On the 10th Pitt moved for a committee to search for precedents. Fox objected; it was not for parliament, he maintained, to consider who should be regent; the Prince of Wales had a clear right to the regency, and parliament was only qualified to decide when he should exercise his right. When Pitt heard the authority of parliament thus called in question, he is said to have slapped his leg and to have exultantly exclaimed to the minister sitting beside him, "I'll unwhig the gentleman for the rest of his life!" He declared that Fox's doctrine was in the highest degree unconstitutional, and that no part of the royal authority could belong to the prince unless it was conferred on him by parliament; the question, he told the house, concerned its right of deliberation. Fox saw his mistake, and two days later stated that the prince put forward no claim of right; both sides agreed that he must be regent and that before he assumed the office he must be invited to do so by parliament; his right was an abstract question upon which it was no use to argue. Pitt was too good a tactician to allow him to minimise the point at issue; he denied "that the prince had any right whatever". The difference between an irresistible claim, which Pitt acknowledged, and an inherent right was not one merely of words; if the prince could claim the regency as of right, parliament could not restrict his power without his consent. The effect of Fox's false move was heightened by the folly of Sheridan who raised a storm of indignation by a threat of the danger of provoking the prince to assert his claim. Once again Fox made Pitt the champion of the king and the nation against the pretensions of a whig faction. The character of the struggle was understood, and bills were posted with the heading: "Fox for the prince's prerogative," and "Pitt for the privilege of parliament and the liberties of the nation". Yet in both houses several supporters of the government ratted, for the prince seemed the rising sun, and he and the Duke of York openly canvassed on Fox's side.

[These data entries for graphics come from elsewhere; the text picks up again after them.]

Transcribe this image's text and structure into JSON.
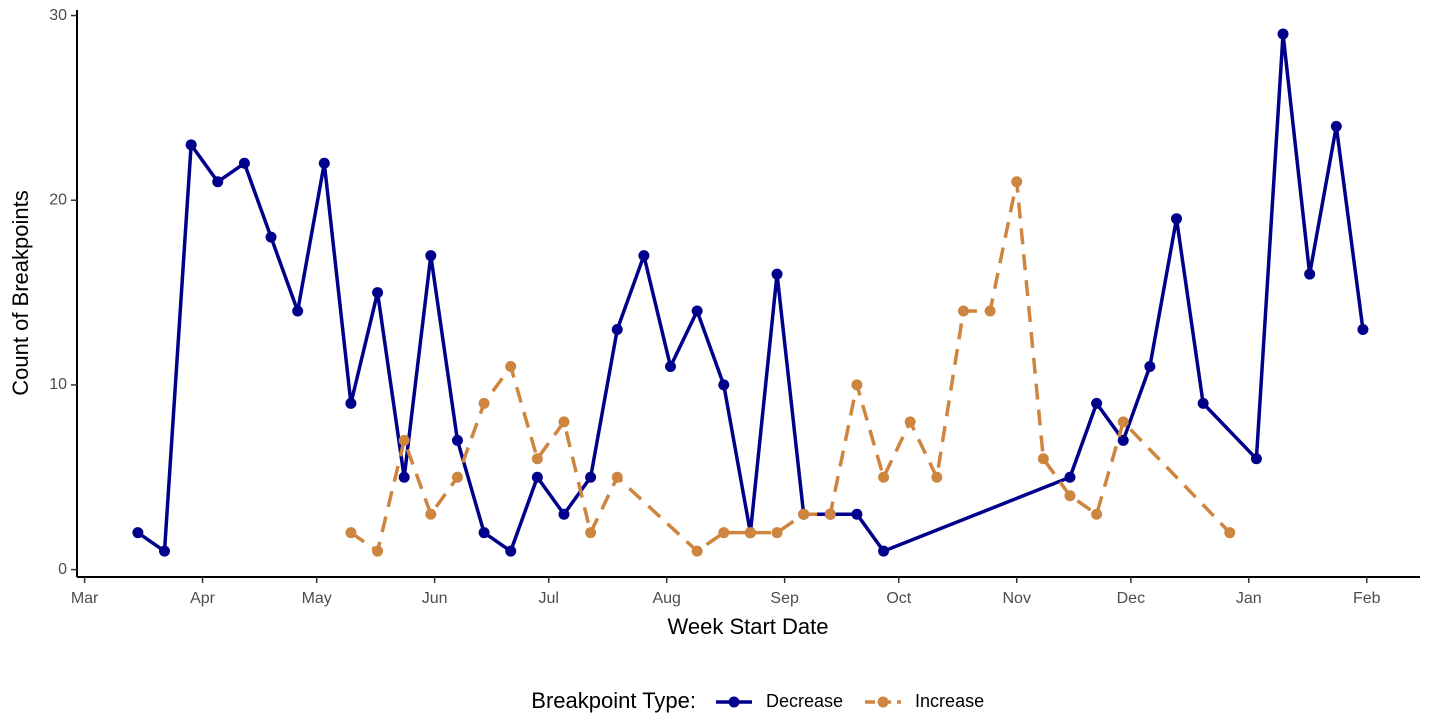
{
  "chart_data": {
    "type": "line",
    "xlabel": "Week Start Date",
    "ylabel": "Count of Breakpoints",
    "legend_title": "Breakpoint Type:",
    "legend": "bottom",
    "xlim": [
      -2,
      351
    ],
    "xticks": [
      {
        "value": 0,
        "label": "Mar"
      },
      {
        "value": 31,
        "label": "Apr"
      },
      {
        "value": 61,
        "label": "May"
      },
      {
        "value": 92,
        "label": "Jun"
      },
      {
        "value": 122,
        "label": "Jul"
      },
      {
        "value": 153,
        "label": "Aug"
      },
      {
        "value": 184,
        "label": "Sep"
      },
      {
        "value": 214,
        "label": "Oct"
      },
      {
        "value": 245,
        "label": "Nov"
      },
      {
        "value": 275,
        "label": "Dec"
      },
      {
        "value": 306,
        "label": "Jan"
      },
      {
        "value": 337,
        "label": "Feb"
      }
    ],
    "ylim": [
      -0.4,
      30.3
    ],
    "yticks": [
      0,
      10,
      20,
      30
    ],
    "series": [
      {
        "name": "Decrease",
        "color": "#00008b",
        "dashed": false,
        "x": [
          14,
          21,
          28,
          35,
          42,
          49,
          56,
          63,
          70,
          77,
          84,
          91,
          98,
          105,
          112,
          119,
          126,
          133,
          140,
          147,
          154,
          161,
          168,
          175,
          182,
          189,
          196,
          203,
          210,
          259,
          266,
          273,
          280,
          287,
          294,
          308,
          315,
          322,
          329,
          336
        ],
        "values": [
          2,
          1,
          23,
          21,
          22,
          18,
          14,
          22,
          9,
          15,
          5,
          17,
          7,
          2,
          1,
          5,
          3,
          5,
          13,
          17,
          11,
          14,
          10,
          2,
          16,
          3,
          3,
          3,
          1,
          5,
          9,
          7,
          11,
          19,
          9,
          6,
          29,
          16,
          24,
          13
        ]
      },
      {
        "name": "Increase",
        "color": "#cd853f",
        "dashed": true,
        "x": [
          70,
          77,
          84,
          91,
          98,
          105,
          112,
          119,
          126,
          133,
          140,
          161,
          168,
          175,
          182,
          189,
          196,
          203,
          210,
          217,
          224,
          231,
          238,
          245,
          252,
          259,
          266,
          273,
          301
        ],
        "values": [
          2,
          1,
          7,
          3,
          5,
          9,
          11,
          6,
          8,
          2,
          5,
          1,
          2,
          2,
          2,
          3,
          3,
          10,
          5,
          8,
          5,
          14,
          14,
          21,
          6,
          4,
          3,
          8,
          2
        ]
      }
    ]
  }
}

Nevertheless the commons approved Pitt's resolutions to the effect that, as the personal exercise of the royal authority was interrupted, it was the duty of the two houses to supply the defect, and that it was necessary to determine on means by which the royal assent might be given to bills for that purpose. None of the precedents adduced by the committee met the present case. Fox argued that to appoint a regent by a law was to treat the monarchy as elective, and that the two houses had no legislative power independently of the crown; and assuming that he was about to re-enter on office taunted the ministers with a design to weaken their successors by limiting the powers of the regent. The ministerial majority was 268 to 204. Pitt proposed to provide for the royal assent by placing the great seal in a commission with authority to affix it to the bill. This daring fiction, the only means by which a regency could be established by enactment, was approved by 251 to 178. On this question, and throughout the whole course of the struggle, Burke spoke with a violence and impropriety which injured his party and suggested a disordered mind. He called Pitt the prince's competitor, referred to the chancellor as Priapus and as "a man with a large black brow and a big wig," and later disgusted the house by speaking of the king as "hurled from his throne" by the Almighty. In the lords the proceedings followed the same lines as in the commons. Willis's account of the king convinced Thurlow that he was playing a wrong game, and when the question of the prince's right was discussed in the lords' he spoke strongly on the government side. Several members of the lower house were present to hear him. He referred to the favours he had received from the king, "When I forget them," he said, "may God forget me!" "Forget you!" said Wilkes with exquisite wit, "He will see you damned first." "The best thing that can happen to you," said Burke. Pitt left the house exclaiming, "Oh, the rascal!" On the 25th Thurlow formally severed his connexion with Fox. After a warm debate the ministerial resolutions were affirmed by the lords by 99 to 66.